Immerhin wussten sie inzwischen, dass es sich um ein wenig geschätztes Stadtviertel handelte. Aber erst seit Aruula die unausgesprochene Antwort eines Wolfgesichts hatte erlauschen können, wussten sie zumindest die ungefähre Richtung, in der es lag.
Xijs Tochter musste einen wirklich guten Grund gehabt haben, um ausgerechnet dorthin zu gehen. Welcher das war, stand leider nicht in ihren Aufzeichnungen.
Es blieb eine Reise ins Ungewisse. Und weiterhin auch eine gefährliche. Denn es war nur wenige Tage her, dass man ihr Zimmer in einer Pension durchwühlt hatte.1) Die Tauchergilde wollte zurück, was Barr ihnen verkauft und Matt und Aruula zurückgestohlen hatten. Und dafür war Gewalt offenbar ein legitimes Mittel. Nur dank eines unbekannten Helfers, der die Verfolger betäubt hatte, hatten sie entkommen können.
Seither waren sie gleichzeitig auf der Suche und auf der Flucht. Um die Ausrüstung nicht wieder zu verlieren und so wenig wie möglich der Vergessens-Strahlung ausgesetzt zu sein, trugen Matt und Aruula die Anzüge Tag und Nacht.
Das erschwerte sowohl ihr Vorwärtskommen als auch jede Form der Unterhaltung, denn die Legierung des Anzugs hielt auch das Translatorfeld davon ab, die fremden Sprachen zu übersetzen.
Wie sie inzwischen herausgefunden hatten, war es relativ ungefährlich, sich für zwei, maximal zweieinhalb Stunden der Strahlung auszusetzen; erst danach begann sie bei Matt zu wirken. Aruula hielt länger durch, dank ihrer telepathischen Kräfte, mit denen sie einen Großteil der Wirkung kompensieren konnte. Dennoch achteten sie darauf, das Visier so oft wie möglich geschlossen zu halten. Auch wenn sie dann schreien mussten, um sich untereinander zu verständigen.
Daher tippte Matt seiner Gefährtin jetzt auf die Schulter und bedeutete ihr mit Handzeichen, dass er in eine Seitengasse abbiegen wollte.
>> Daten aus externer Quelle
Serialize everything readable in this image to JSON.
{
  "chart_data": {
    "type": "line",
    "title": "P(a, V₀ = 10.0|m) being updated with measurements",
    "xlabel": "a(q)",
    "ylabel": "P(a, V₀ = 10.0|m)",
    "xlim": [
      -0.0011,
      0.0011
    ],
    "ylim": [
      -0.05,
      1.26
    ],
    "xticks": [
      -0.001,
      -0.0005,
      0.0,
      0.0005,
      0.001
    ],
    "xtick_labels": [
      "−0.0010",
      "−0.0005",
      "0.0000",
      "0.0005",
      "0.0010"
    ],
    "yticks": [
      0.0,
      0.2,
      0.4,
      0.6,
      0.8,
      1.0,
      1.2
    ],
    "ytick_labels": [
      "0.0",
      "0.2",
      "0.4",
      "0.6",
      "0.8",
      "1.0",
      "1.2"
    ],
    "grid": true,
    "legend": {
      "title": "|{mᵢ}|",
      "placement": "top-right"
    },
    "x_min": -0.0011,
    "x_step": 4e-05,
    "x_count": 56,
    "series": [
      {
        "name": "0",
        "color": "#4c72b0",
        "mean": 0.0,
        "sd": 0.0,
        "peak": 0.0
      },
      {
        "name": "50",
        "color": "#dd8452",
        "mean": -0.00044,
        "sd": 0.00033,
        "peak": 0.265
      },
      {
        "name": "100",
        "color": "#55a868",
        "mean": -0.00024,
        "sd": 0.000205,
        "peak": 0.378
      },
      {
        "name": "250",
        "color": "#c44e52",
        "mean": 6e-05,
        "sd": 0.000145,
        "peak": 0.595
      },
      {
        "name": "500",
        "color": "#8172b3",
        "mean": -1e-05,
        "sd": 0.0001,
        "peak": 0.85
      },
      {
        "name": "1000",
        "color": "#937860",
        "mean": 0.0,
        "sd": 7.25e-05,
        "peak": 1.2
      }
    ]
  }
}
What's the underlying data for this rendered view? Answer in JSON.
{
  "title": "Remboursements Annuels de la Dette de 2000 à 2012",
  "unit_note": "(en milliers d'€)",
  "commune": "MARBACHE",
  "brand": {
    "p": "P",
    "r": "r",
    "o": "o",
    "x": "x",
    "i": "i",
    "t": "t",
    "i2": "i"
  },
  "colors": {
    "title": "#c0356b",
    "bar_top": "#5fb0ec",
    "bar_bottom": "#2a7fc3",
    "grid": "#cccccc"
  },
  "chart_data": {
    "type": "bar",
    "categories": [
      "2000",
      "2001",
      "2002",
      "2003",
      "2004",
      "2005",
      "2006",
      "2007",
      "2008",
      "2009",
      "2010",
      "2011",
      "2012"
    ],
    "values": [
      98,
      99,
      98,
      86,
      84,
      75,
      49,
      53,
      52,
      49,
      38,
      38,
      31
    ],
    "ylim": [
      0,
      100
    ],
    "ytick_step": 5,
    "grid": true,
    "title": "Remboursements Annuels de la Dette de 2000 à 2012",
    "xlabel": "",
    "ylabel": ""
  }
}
Die Kriegerin verstand und nickte.
Der Trubel auf den Hauptstraßen, der ihnen den Tag über Schutz geboten hatte, war merklich zurückgegangen. Die Händler packten ihre Waren zusammen, verstauten sie im Inneren ihrer Geschäfte und schlossen die Läden. Das fahrende Volk hievte Körbe und Kisten auf Karren, zurrte sie fest und versteckte das Hab und Gut unter Decken, Fellen und wetterfesten Planen.
Statt tratschender Grüppchen standen nur mehr vereinzelt Leute herum oder eilten vorbei. Es würde sicherer sein, sich bis zur Dunkelheit abseits zu halten und dabei gleich nach einem geeigneten Schlafplatz zu suchen.
Die gewählte Gasse verlief in einem Zickzackkurs parallel zur Hauptstraße. Die Häuser standen hier dicht aneinander gedrängt. Die Luft, die durch die Filter ins Innere der Anzüge drang, roch nach abgestandenem Blumenwasser – faulig und gleichzeitig duftig süß. Doch die großen und kleinen Vasen, die an jedem Eingang aufgereiht standen, waren zumeist leer.
Was hier als Dekoration oder Nahrung verkauft wurde, zählte auf den Marktplätzen sicherlich zur Ausschussware; aus dem Müll geklaubt oder gestohlen. Eine Zweiklassengesellschaft gibt es offenbar überall, dachte Matt.